Tant de pleurs dans son regard l'amenèrent vers la rivière qui roulait son eau claire sur des cailloux tout ronds. Il y trempa une jambe, puis une autre, puis une autre encore, puis la dernière enfin. Il s'enfonça dans le courant en songeant à sa mère. Il y resta longtemps, en soupirant, en larmoyant, en méditant, en regrettant tant et tant qu'au bout d'un long moment, l'eau aidant, son pelage reprit sa couleur d'antan. Le petit âne à se revoir tout gris fut pris d'un grand espoir. Il sauta hors de l'eau, s'ébroua rapidement, gambada vers le pré où paissait sa maman. « Maman, Maman, hurla-t-il en riant. Maman ! La belle ânesse se tourna, aperçut son ânon, lui sourit largement.
« Ah te voilà, te voilà mon enfant, il était vraiment temps. Mais comme tu es joli ! Comme ton si beau pelage est intense et brillant !

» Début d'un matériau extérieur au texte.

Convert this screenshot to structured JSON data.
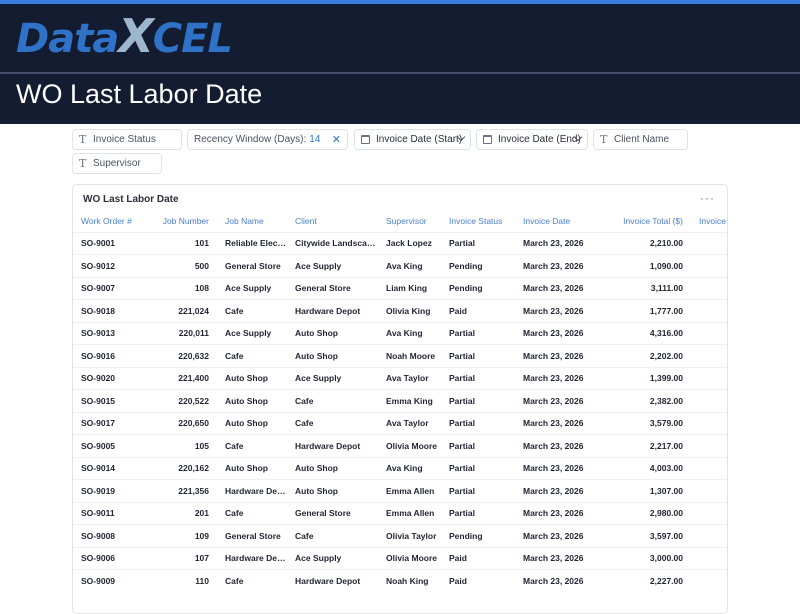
{
  "brand": {
    "logo_part1": "Data",
    "logo_part2": "X",
    "logo_part3": "CEL"
  },
  "header": {
    "title": "WO Last Labor Date"
  },
  "filters": {
    "invoice_status": "Invoice Status",
    "recency_label": "Recency Window (Days):",
    "recency_value": "14",
    "invoice_date_start": "Invoice Date (Start)",
    "invoice_date_end": "Invoice Date (End)",
    "client_name": "Client Name",
    "supervisor": "Supervisor"
  },
  "card": {
    "title": "WO Last Labor Date"
  },
  "table": {
    "columns": [
      "Work Order #",
      "Job Number",
      "Job Name",
      "Client",
      "Supervisor",
      "Invoice Status",
      "Invoice Date",
      "Invoice Total ($)",
      "Invoice Bala"
    ],
    "rows": [
      [
        "SO-9001",
        "101",
        "Reliable Electric",
        "Citywide Landscaping",
        "Jack Lopez",
        "Partial",
        "March 23, 2026",
        "2,210.00",
        ""
      ],
      [
        "SO-9012",
        "500",
        "General Store",
        "Ace Supply",
        "Ava King",
        "Pending",
        "March 23, 2026",
        "1,090.00",
        ""
      ],
      [
        "SO-9007",
        "108",
        "Ace Supply",
        "General Store",
        "Liam King",
        "Pending",
        "March 23, 2026",
        "3,111.00",
        ""
      ],
      [
        "SO-9018",
        "221,024",
        "Cafe",
        "Hardware Depot",
        "Olivia King",
        "Paid",
        "March 23, 2026",
        "1,777.00",
        ""
      ],
      [
        "SO-9013",
        "220,011",
        "Ace Supply",
        "Auto Shop",
        "Ava King",
        "Partial",
        "March 23, 2026",
        "4,316.00",
        ""
      ],
      [
        "SO-9016",
        "220,632",
        "Cafe",
        "Auto Shop",
        "Noah Moore",
        "Partial",
        "March 23, 2026",
        "2,202.00",
        ""
      ],
      [
        "SO-9020",
        "221,400",
        "Auto Shop",
        "Ace Supply",
        "Ava Taylor",
        "Partial",
        "March 23, 2026",
        "1,399.00",
        ""
      ],
      [
        "SO-9015",
        "220,522",
        "Auto Shop",
        "Cafe",
        "Emma King",
        "Partial",
        "March 23, 2026",
        "2,382.00",
        ""
      ],
      [
        "SO-9017",
        "220,650",
        "Auto Shop",
        "Cafe",
        "Ava Taylor",
        "Partial",
        "March 23, 2026",
        "3,579.00",
        ""
      ],
      [
        "SO-9005",
        "105",
        "Cafe",
        "Hardware Depot",
        "Olivia Moore",
        "Partial",
        "March 23, 2026",
        "2,217.00",
        ""
      ],
      [
        "SO-9014",
        "220,162",
        "Auto Shop",
        "Auto Shop",
        "Ava King",
        "Partial",
        "March 23, 2026",
        "4,003.00",
        ""
      ],
      [
        "SO-9019",
        "221,356",
        "Hardware Dep...",
        "Auto Shop",
        "Emma Allen",
        "Partial",
        "March 23, 2026",
        "1,307.00",
        ""
      ],
      [
        "SO-9011",
        "201",
        "Cafe",
        "General Store",
        "Emma Allen",
        "Partial",
        "March 23, 2026",
        "2,980.00",
        ""
      ],
      [
        "SO-9008",
        "109",
        "General Store",
        "Cafe",
        "Olivia Taylor",
        "Pending",
        "March 23, 2026",
        "3,597.00",
        ""
      ],
      [
        "SO-9006",
        "107",
        "Hardware Dep...",
        "Ace Supply",
        "Olivia Moore",
        "Paid",
        "March 23, 2026",
        "3,000.00",
        ""
      ],
      [
        "SO-9009",
        "110",
        "Cafe",
        "Hardware Depot",
        "Noah King",
        "Paid",
        "March 23, 2026",
        "2,227.00",
        ""
      ]
    ]
  }
}
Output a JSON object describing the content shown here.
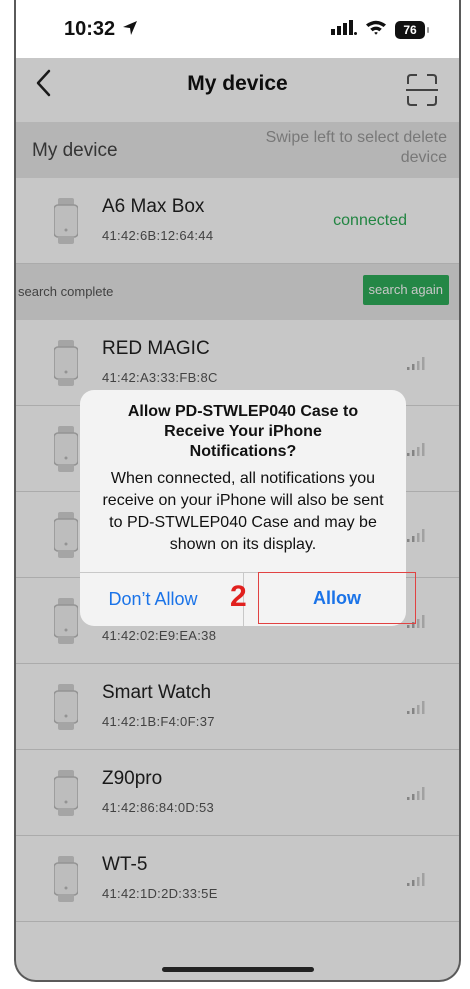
{
  "status": {
    "time": "10:32",
    "battery": "76"
  },
  "nav": {
    "title": "My device"
  },
  "my_device": {
    "label": "My device",
    "hint": "Swipe left to select delete device",
    "item": {
      "name": "A6 Max Box",
      "mac": "41:42:6B:12:64:44",
      "status": "connected"
    }
  },
  "search": {
    "label": "search complete",
    "button": "search again"
  },
  "devices": [
    {
      "name": "RED MAGIC",
      "mac": "41:42:A3:33:FB:8C"
    },
    {
      "name": "",
      "mac": ""
    },
    {
      "name": "",
      "mac": ""
    },
    {
      "name": "",
      "mac": "41:42:02:E9:EA:38"
    },
    {
      "name": "Smart Watch",
      "mac": "41:42:1B:F4:0F:37"
    },
    {
      "name": "Z90pro",
      "mac": "41:42:86:84:0D:53"
    },
    {
      "name": "WT-5",
      "mac": "41:42:1D:2D:33:5E"
    }
  ],
  "dialog": {
    "title": "Allow PD-STWLEP040 Case to Receive Your iPhone Notifications?",
    "body": "When connected, all notifications you receive on your iPhone will also be sent to PD-STWLEP040 Case and may be shown on its display.",
    "dont_allow": "Don’t Allow",
    "allow": "Allow",
    "marker": "2"
  },
  "colors": {
    "accent_green": "#2fad5a",
    "link_blue": "#1a73e8",
    "marker_red": "#e1201e"
  }
}
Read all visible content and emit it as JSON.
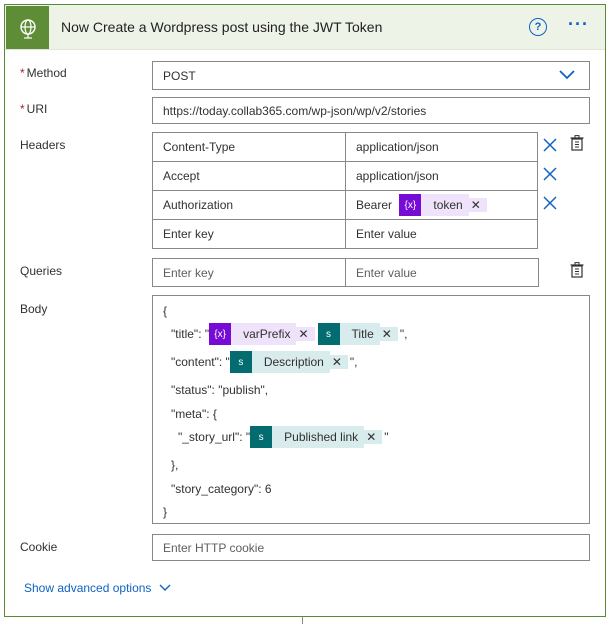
{
  "header": {
    "title": "Now Create a Wordpress post using the JWT Token",
    "icon": "globe-icon",
    "accent": "#5f8c37"
  },
  "method": {
    "label": "Method",
    "required_mark": "*",
    "value": "POST"
  },
  "uri": {
    "label": "URI",
    "required_mark": "*",
    "value": "https://today.collab365.com/wp-json/wp/v2/stories"
  },
  "headers": {
    "label": "Headers",
    "rows": [
      {
        "key": "Content-Type",
        "value": "application/json"
      },
      {
        "key": "Accept",
        "value": "application/json"
      },
      {
        "key": "Authorization",
        "value_prefix": "Bearer",
        "value_token": "token"
      }
    ],
    "key_placeholder": "Enter key",
    "value_placeholder": "Enter value"
  },
  "queries": {
    "label": "Queries",
    "key_placeholder": "Enter key",
    "value_placeholder": "Enter value"
  },
  "body": {
    "label": "Body",
    "open_brace": "{",
    "title_key": "\"title\": \"",
    "title_token_1": "varPrefix",
    "title_token_2": "Title",
    "title_end": "\",",
    "content_key": "\"content\": \"",
    "content_token": "Description",
    "content_end": "\",",
    "status_line": "\"status\": \"publish\",",
    "meta_line": "\"meta\": {",
    "story_url_key": "\"_story_url\": \"",
    "story_url_token": "Published link",
    "story_url_end": "\"",
    "meta_close": "},",
    "category_line": "\"story_category\": 6",
    "close_brace": "}"
  },
  "cookie": {
    "label": "Cookie",
    "placeholder": "Enter HTTP cookie"
  },
  "advanced": {
    "label": "Show advanced options"
  },
  "token_glyphs": {
    "variable": "{x}",
    "sharepoint": "s"
  }
}
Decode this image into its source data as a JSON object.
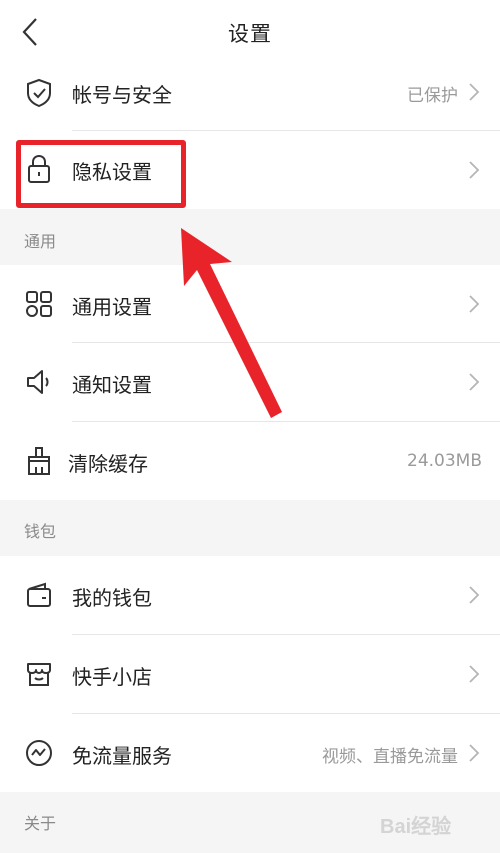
{
  "header": {
    "title": "设置",
    "back_icon": "chevron-left-icon"
  },
  "rows": {
    "account_security": {
      "label": "帐号与安全",
      "value": "已保护",
      "icon": "shield-check-icon"
    },
    "privacy": {
      "label": "隐私设置",
      "icon": "lock-icon"
    },
    "general_settings": {
      "label": "通用设置",
      "icon": "grid-four-icon"
    },
    "notification": {
      "label": "通知设置",
      "icon": "speaker-icon"
    },
    "clear_cache": {
      "label": "清除缓存",
      "value": "24.03MB",
      "icon": "broom-icon"
    },
    "wallet": {
      "label": "我的钱包",
      "icon": "wallet-icon"
    },
    "shop": {
      "label": "快手小店",
      "icon": "store-icon"
    },
    "data_free": {
      "label": "免流量服务",
      "value": "视频、直播免流量",
      "icon": "wave-circle-icon"
    }
  },
  "sections": {
    "general": "通用",
    "wallet": "钱包",
    "about": "关于"
  },
  "annotation": {
    "highlight_color": "#e8242a",
    "arrow_color": "#e8242a"
  },
  "watermark": {
    "text": "Bai经验"
  },
  "colors": {
    "background": "#ffffff",
    "section_bg": "#f5f5f5",
    "secondary_text": "#9a9a9a"
  }
}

- Oh tu avais bien raison, lui dit le petit âne en se blottissant contre son flanc, que c'est bon d'être gris quand on est un ânon, je n'ai pas écouté ce que tu me disais, j'ai eu tort, je m'en veux ! Pardonne-moi ma maman !

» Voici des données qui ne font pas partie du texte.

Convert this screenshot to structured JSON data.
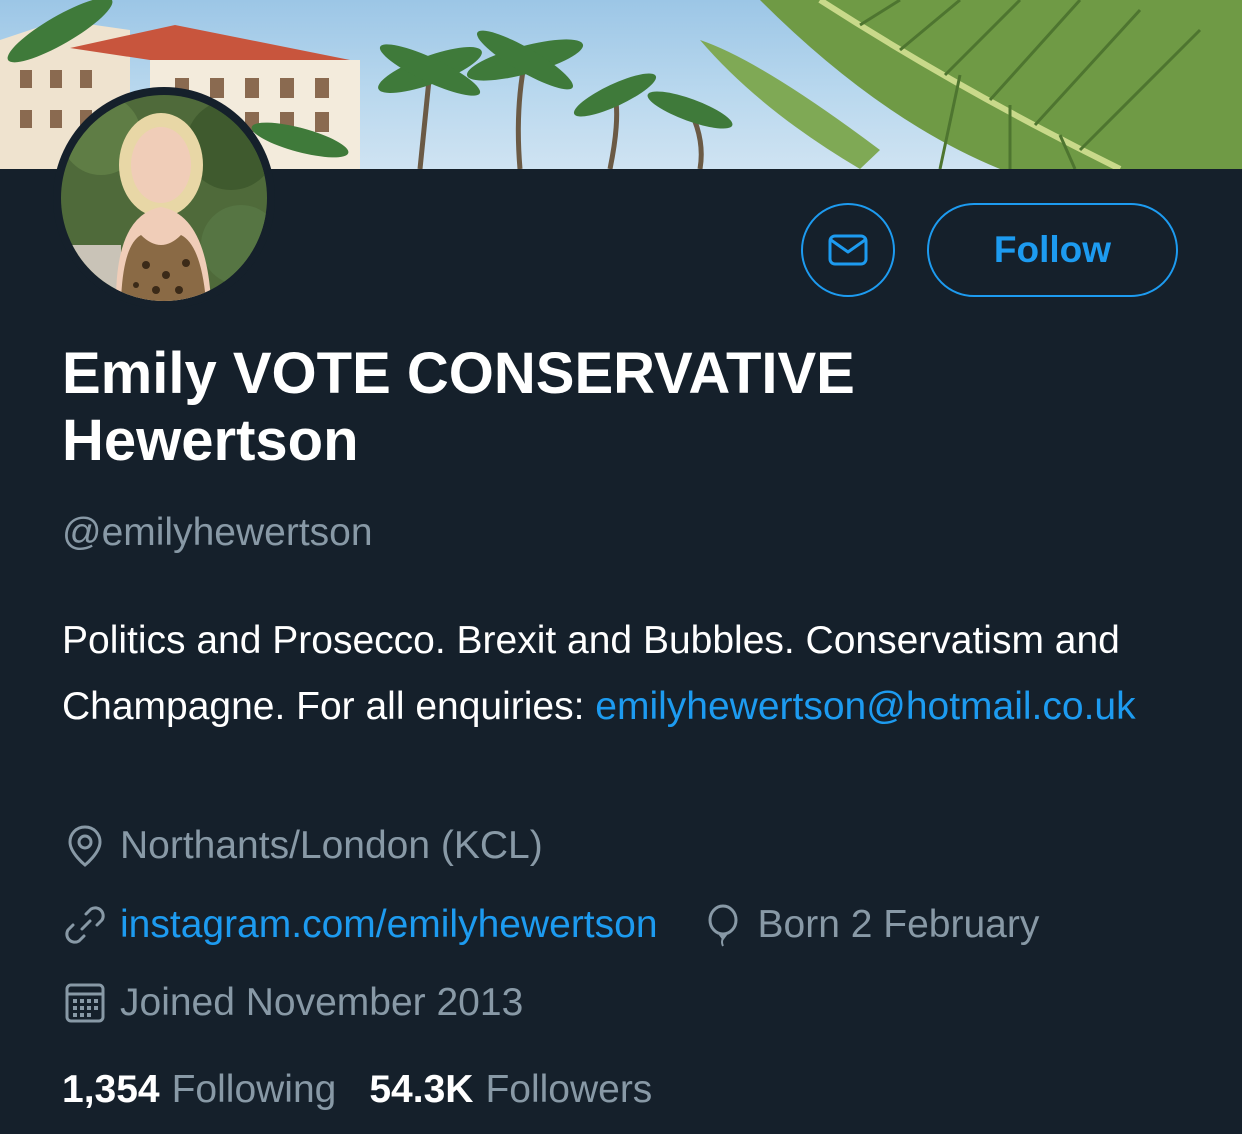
{
  "profile": {
    "name": "Emily VOTE CONSERVATIVE Hewertson",
    "handle": "@emilyhewertson",
    "bio_text": "Politics and Prosecco. Brexit and Bubbles. Conservatism and Champagne. For all enquiries:",
    "bio_email": "emilyhewertson@hotmail.co.uk",
    "location": "Northants/London (KCL)",
    "website": "instagram.com/emilyhewertson",
    "birthday": "Born 2 February",
    "joined": "Joined November 2013"
  },
  "actions": {
    "message_icon": "envelope-icon",
    "follow_label": "Follow"
  },
  "stats": {
    "following_count": "1,354",
    "following_label": "Following",
    "followers_count": "54.3K",
    "followers_label": "Followers"
  },
  "icons": {
    "location": "location-pin-icon",
    "link": "link-icon",
    "birthday": "balloon-icon",
    "joined": "calendar-icon"
  },
  "colors": {
    "background": "#15202b",
    "accent": "#1d9bf0",
    "secondary_text": "#8899a6",
    "primary_text": "#ffffff"
  }
}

- Je t'aime mon tout petit. Tu grandiras bien vite, tu iras dans le monde, tu verras de pays, tu apprendras la vie... La vie, la vie la vie n'est pas comme les livres, elle peut être bien belle, même si parfois elle n'est pas toute rose, mais changer de couleur ne la rend pas meilleure. Aime-toi comme tu es, aime les autres comme ils sont.
En vérité, mon si joli garçon, ce pourrait être cela la leçon.